Looking at the root cause can help with the next recommendation.
2. Coach the Employee
As soon as lateness becomes a problem, proactively and calmly address the situation. Schedule a private meeting with the employee to discuss the matter and learn about the behavior. (If a medical issue is the underlying reason, the next step is to consider accommodations. The rest of this article assumes that this is not the case.)
Be sure to refer to the practice’s timeliness policy during the meeting, and give the employee a deadline to resolve the issue. Then, monitor if and how the behavior changes. You might see rapid improvement, no improvement or something in between. Be patient with gradual improvements if everything falls within the timeline you set.
If tardiness continues, schedule a second meeting and outline the consequences of lateness. Your policy might start with verbal warnings before going to written ones.
During a coaching session, make sure to treat the employee equitably. Also, consider offering rewards to co-workers who regularly arrive on time. Doing that signals how much you appreciate their timeliness, and it can reduce the frustration they likely feel about the tardiness and its effects on their workday.
Rewarding on-time employees also gives tardy colleagues a goal as the benefits of arriving on time become more tangible.
3. Take Disciplinary Steps
At this point, issue verbal or written warnings as outlined in the employee manual. Be clear about when the employee was late and by how many minutes. In the first written warning, detail how many verbal warnings you gave and when.
At the written warning stage, explain how the tardiness affects the practice and clients. For example, it could read: “Because of your late arrival, the surgery started 25 minutes late, which meant that appointments throughout the day also started later than scheduled. This is not acceptable.”
Reference the section in the manual that discusses lateness. Allow the employee to append comments to the warning, and ask for a signature. Then, share a copy with the employee.
Consider adding this next step to your practice policy: Reduce the employee’s hourly pay by $1 as part of the disciplinary process. The amount might be small, but it can be effective because nobody wants to do the same work for less money. The employee might remember the pay cut during the next visit to Starbucks.

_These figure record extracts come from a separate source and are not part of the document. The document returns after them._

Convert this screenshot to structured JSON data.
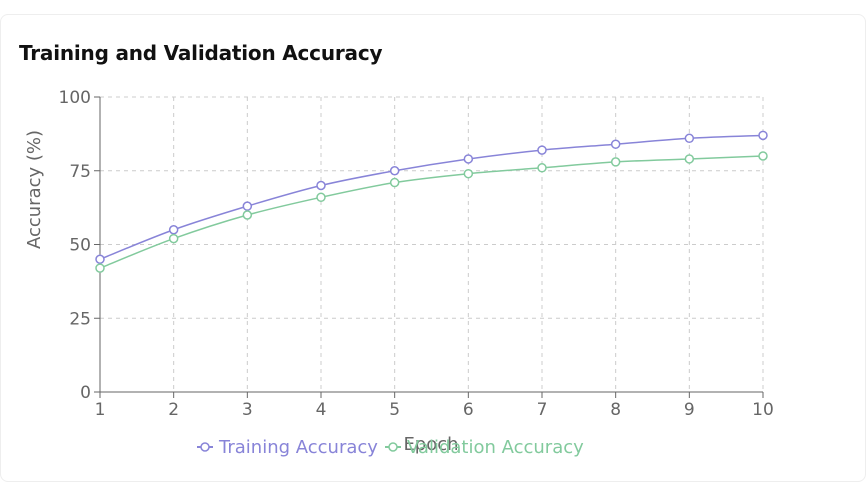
{
  "chart_data": {
    "type": "line",
    "title": "Training and Validation Accuracy",
    "xlabel": "Epoch",
    "ylabel": "Accuracy (%)",
    "x": [
      1,
      2,
      3,
      4,
      5,
      6,
      7,
      8,
      9,
      10
    ],
    "xticks": [
      "1",
      "2",
      "3",
      "4",
      "5",
      "6",
      "7",
      "8",
      "9",
      "10"
    ],
    "yticks": [
      "0",
      "25",
      "50",
      "75",
      "100"
    ],
    "ylim": [
      0,
      100
    ],
    "grid": true,
    "legend_position": "bottom",
    "series": [
      {
        "name": "Training Accuracy",
        "color": "#8884d8",
        "values": [
          45,
          55,
          63,
          70,
          75,
          79,
          82,
          84,
          86,
          87
        ]
      },
      {
        "name": "Validation Accuracy",
        "color": "#82ca9d",
        "values": [
          42,
          52,
          60,
          66,
          71,
          74,
          76,
          78,
          79,
          80
        ]
      }
    ]
  }
}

Check your state’s laws before taking such an action, however. Employees cannot be paid less than the minimum wage, and they must receive notice. Also, the cut can’t occur until the next pay period.
When you get to this point, the employee has sufficient opportunity to improve behavior. While you’ll want to update the personnel file with the disciplinary paperwork, you could give the employee a fresh start by archiving the warnings if timeliness returns for a specified period.
4. Terminate Employment
Nobody wants to reach this step, but sometimes, it happens. Make sure you:
- Followed all the disciplinary policies.

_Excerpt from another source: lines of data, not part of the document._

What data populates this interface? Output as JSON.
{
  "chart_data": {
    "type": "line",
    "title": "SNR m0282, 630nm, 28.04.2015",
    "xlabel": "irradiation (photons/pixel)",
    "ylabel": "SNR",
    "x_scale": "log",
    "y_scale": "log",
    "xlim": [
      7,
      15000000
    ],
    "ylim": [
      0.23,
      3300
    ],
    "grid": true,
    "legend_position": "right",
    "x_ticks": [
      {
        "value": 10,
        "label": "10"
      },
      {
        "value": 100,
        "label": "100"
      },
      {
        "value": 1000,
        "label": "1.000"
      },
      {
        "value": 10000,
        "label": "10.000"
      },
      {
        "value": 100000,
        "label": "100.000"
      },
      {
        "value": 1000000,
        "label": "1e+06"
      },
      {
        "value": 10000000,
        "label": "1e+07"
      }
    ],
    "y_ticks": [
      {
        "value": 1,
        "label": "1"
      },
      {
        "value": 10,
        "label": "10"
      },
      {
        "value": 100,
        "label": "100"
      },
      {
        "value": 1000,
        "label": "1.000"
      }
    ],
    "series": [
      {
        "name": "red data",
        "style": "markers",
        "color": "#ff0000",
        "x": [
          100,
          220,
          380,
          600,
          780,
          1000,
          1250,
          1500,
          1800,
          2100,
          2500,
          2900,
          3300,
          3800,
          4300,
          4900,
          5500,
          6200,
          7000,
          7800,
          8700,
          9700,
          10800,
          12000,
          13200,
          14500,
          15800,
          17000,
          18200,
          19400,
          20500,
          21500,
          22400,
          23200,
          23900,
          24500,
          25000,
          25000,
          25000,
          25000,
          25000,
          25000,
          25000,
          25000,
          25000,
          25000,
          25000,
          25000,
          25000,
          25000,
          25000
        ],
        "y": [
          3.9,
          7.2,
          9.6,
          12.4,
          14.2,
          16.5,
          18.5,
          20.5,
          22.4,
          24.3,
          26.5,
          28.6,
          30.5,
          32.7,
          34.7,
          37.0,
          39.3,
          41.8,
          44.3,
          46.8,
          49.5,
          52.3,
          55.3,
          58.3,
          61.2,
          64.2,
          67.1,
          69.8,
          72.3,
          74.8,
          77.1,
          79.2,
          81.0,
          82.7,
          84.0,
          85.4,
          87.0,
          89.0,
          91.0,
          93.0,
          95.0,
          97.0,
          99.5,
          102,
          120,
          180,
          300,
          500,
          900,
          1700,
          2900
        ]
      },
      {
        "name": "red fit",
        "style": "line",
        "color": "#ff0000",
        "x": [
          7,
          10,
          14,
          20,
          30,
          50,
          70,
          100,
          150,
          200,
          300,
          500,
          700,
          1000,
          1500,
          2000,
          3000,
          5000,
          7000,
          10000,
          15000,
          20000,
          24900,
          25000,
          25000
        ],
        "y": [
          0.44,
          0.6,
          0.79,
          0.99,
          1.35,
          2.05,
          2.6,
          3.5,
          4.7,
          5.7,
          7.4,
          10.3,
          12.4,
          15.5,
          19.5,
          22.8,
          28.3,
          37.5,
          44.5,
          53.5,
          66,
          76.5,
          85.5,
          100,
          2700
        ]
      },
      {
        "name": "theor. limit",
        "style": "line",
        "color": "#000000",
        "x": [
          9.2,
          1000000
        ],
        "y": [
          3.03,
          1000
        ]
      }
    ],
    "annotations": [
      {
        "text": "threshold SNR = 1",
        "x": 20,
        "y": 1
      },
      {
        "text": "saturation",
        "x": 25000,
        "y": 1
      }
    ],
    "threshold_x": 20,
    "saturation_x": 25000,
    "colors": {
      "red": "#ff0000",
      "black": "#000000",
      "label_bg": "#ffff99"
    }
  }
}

- Documented each carefully.
You might want to run your paperwork and decision past your attorney.
Then, meet with the employee, be direct and professional, and share the termination decision, using a sentence or two to explain why. (At this point, the reason shouldn’t be a surprise.) Cover the essentials and be gracious.
Many times, the conversation happens at the end of the workday. The employee can collect any personal belongings at this point, but you should accompany the person.
When your veterinary practice dealt with a tardy employee for some time, you might have envisioned shifting job duties after the person’s termination. Perhaps you thought about promoting someone into the job or shuffling the schedule to cover the gap. Or maybe you decided to advertise the position.
No matter the route, it’s time to move forward. The disciplinary episode might have strengthened or reinforced policies on chronic tardiness and allowed you to implement a viable rewards system for employees who arrive on time.
Each situation is unique, but it’s broadly true that doing what’s best for the practice is crucial.